Nour was reported last March to have been brought to hospital
by her Saudi employer as gangrene spread to several parts of her
body.
She said her employer had tied her hands and feet and
imprisoned her in a bathroom for a month, the English-language
daily Arab News reported on March 23.
He also allegedly severely beat her, damaging her eye and
knocking out several teeth because she failed to clean the house
properly, it added.
Sugiarto said Nour had nine fingers and one toe amputated.
A statement by the Riyadh governor's office issued in May said
Nour and the couple who employed her were to face court after an
enquiry found she had been beaten but not tortured.

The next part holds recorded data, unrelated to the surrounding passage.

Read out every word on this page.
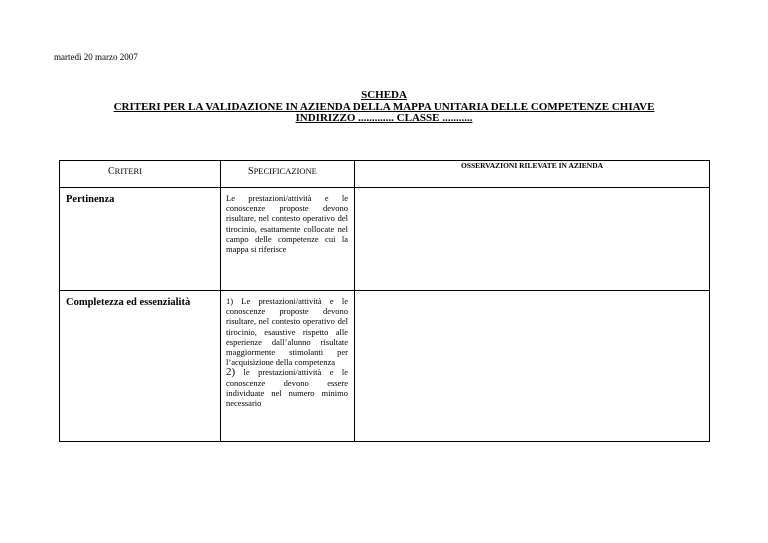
martedì 20 marzo 2007
SCHEDA
CRITERI PER LA VALIDAZIONE IN AZIENDA DELLA MAPPA UNITARIA DELLE COMPETENZE CHIAVE
INDIRIZZO ............. CLASSE ...........
CRITERI	SPECIFICAZIONE	OSSERVAZIONI RILEVATE IN AZIENDA
Pertinenza	Le prestazioni/attività e le conoscenze proposte devono risultare, nel contesto operativo del tirocinio, esattamente collocate nel campo delle competenze cui la mappa si riferisce	
Completezza ed essenzialità	1) Le prestazioni/attività e le conoscenze proposte devono risultare, nel contesto operativo del tirocinio, esaustive rispetto alle esperienze dall’alunno risultate maggiormente stimolanti per l’acquisizione della competenza
2) le prestazioni/attività e le conoscenze devono essere individuate nel numero minimo necessario	
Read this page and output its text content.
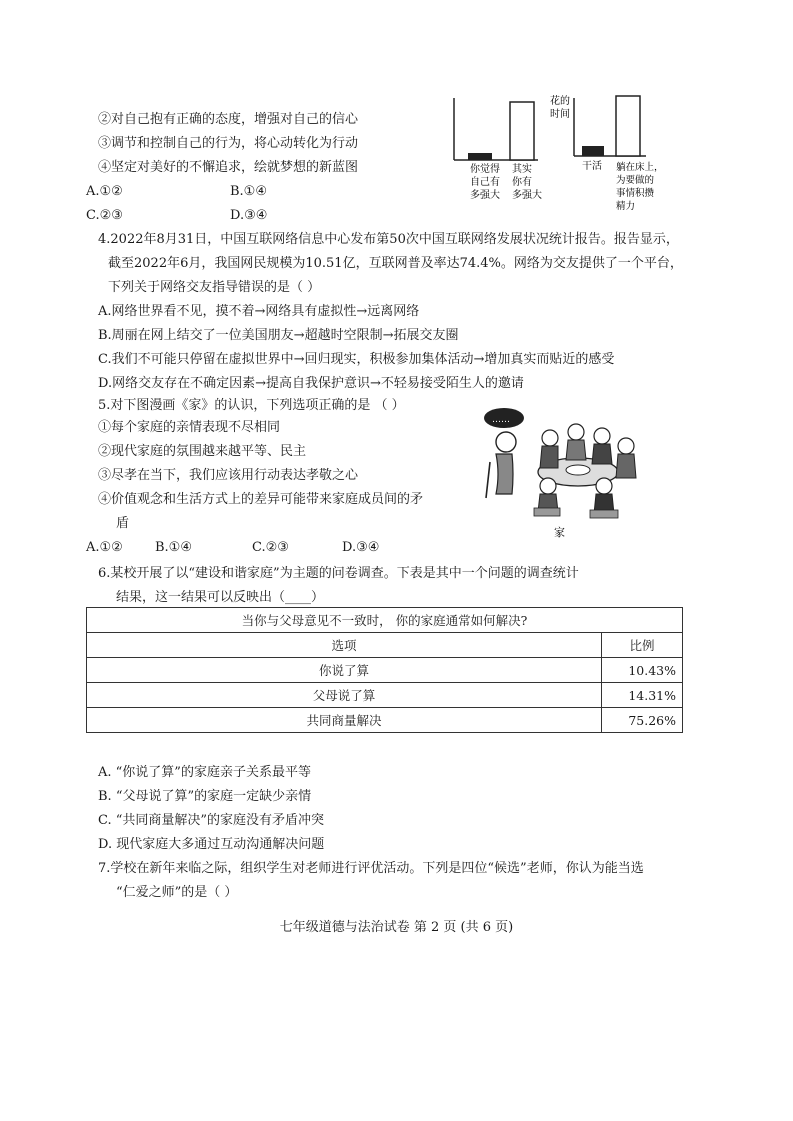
②对自己抱有正确的态度，增强对自己的信心
③调节和控制自己的行为，将心动转化为行动
④坚定对美好的不懈追求，绘就梦想的新蓝图
A.①②	B.①④
C.②③	D.③④
你觉得
自己有
多强大
其实
你有
多强大
花的
时间
干活 躺在床上，
为要做的
事情积攒
精力
4.2022年8月31日，中国互联网络信息中心发布第50次中国互联网络发展状况统计报告。报告显示，
截至2022年6月，我国网民规模为10.51亿，互联网普及率达74.4%。网络为交友提供了一个平台，
下列关于网络交友指导错误的是（ ）
A.网络世界看不见，摸不着→网络具有虚拟性→远离网络
B.周丽在网上结交了一位美国朋友→超越时空限制→拓展交友圈
C.我们不可能只停留在虚拟世界中→回归现实，积极参加集体活动→增加真实而贴近的感受
D.网络交友存在不确定因素→提高自我保护意识→不轻易接受陌生人的邀请
5.对下图漫画《家》的认识，下列选项正确的是 （ ）
①每个家庭的亲情表现不尽相同
②现代家庭的氛围越来越平等、民主
③尽孝在当下，我们应该用行动表达孝敬之心
④价值观念和生活方式上的差异可能带来家庭成员间的矛
盾
A.①② B.①④	C.②③	D.③④
……
家
6.某校开展了以“建设和谐家庭”为主题的问卷调查。下表是其中一个问题的调查统计
结果，这一结果可以反映出（____）
当你与父母意见不一致时， 你的家庭通常如何解决?	
选项	比例
你说了算	10.43%
父母说了算	14.31%
共同商量解决	75.26%
A. “你说了算”的家庭亲子关系最平等
B. “父母说了算”的家庭一定缺少亲情
C. “共同商量解决”的家庭没有矛盾冲突
D. 现代家庭大多通过互动沟通解决问题
7.学校在新年来临之际，组织学生对老师进行评优活动。下列是四位“候选”老师，你认为能当选
“仁爱之师”的是（ ）
七年级道德与法治试卷 第 2 页 (共 6 页)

According to the statement, Nour retracted charges that she
was tortured and tied up, although a medical committee found
wounds and bruises to her body suggesting she had been the victim
of violence.
The employer's wife admitted to beating Nour's face with a
shoe and investigators also concluded that she had been denied
medical care and proper food.
The couple were charged with neglect, and the wife charged
with beating.
Nour was charged with "making false allegations which misled
the inquiry" and led to the detention of the employer throughout
the investigation before he was freed on bail.
Sugiarto said Nour was in "bad physical and mental condition"
at the time she was reported to have retracted her charges.
He did not know when the trial would start.
Mistreatment of maids is rampant in Saudi Arabia and other
Arab Gulf states.
A recent U.S. State Department report has determined that
Saudi Arabia, Kuwait, Qatar and the United Arab Emirates tolerate
"involuntary servitude or slavery".
The department said Saudi Arabia has failed to protect
domestic workers.
"We have (in Saudi Arabia) domestic workers being brought in
from many countries into domestic servitude, child beggars, a lot
of beating, reports of beatings and rape - very difficult to get
shelter, no convictions," said John Miller, the senior adviser
for human trafficking at the State Department.
New York-based Human Rights Watch alleged in July 2004 that
foreign workers in Saudi Arabia were systematically abused and
exploited. The oil-rich kingdom denies such charges.
Sugiarto said he regularly receives complaints of maltreatment
and non-payment of salary from housemaids, who make up some 90
percent of around 600,000 Indonesians in the country.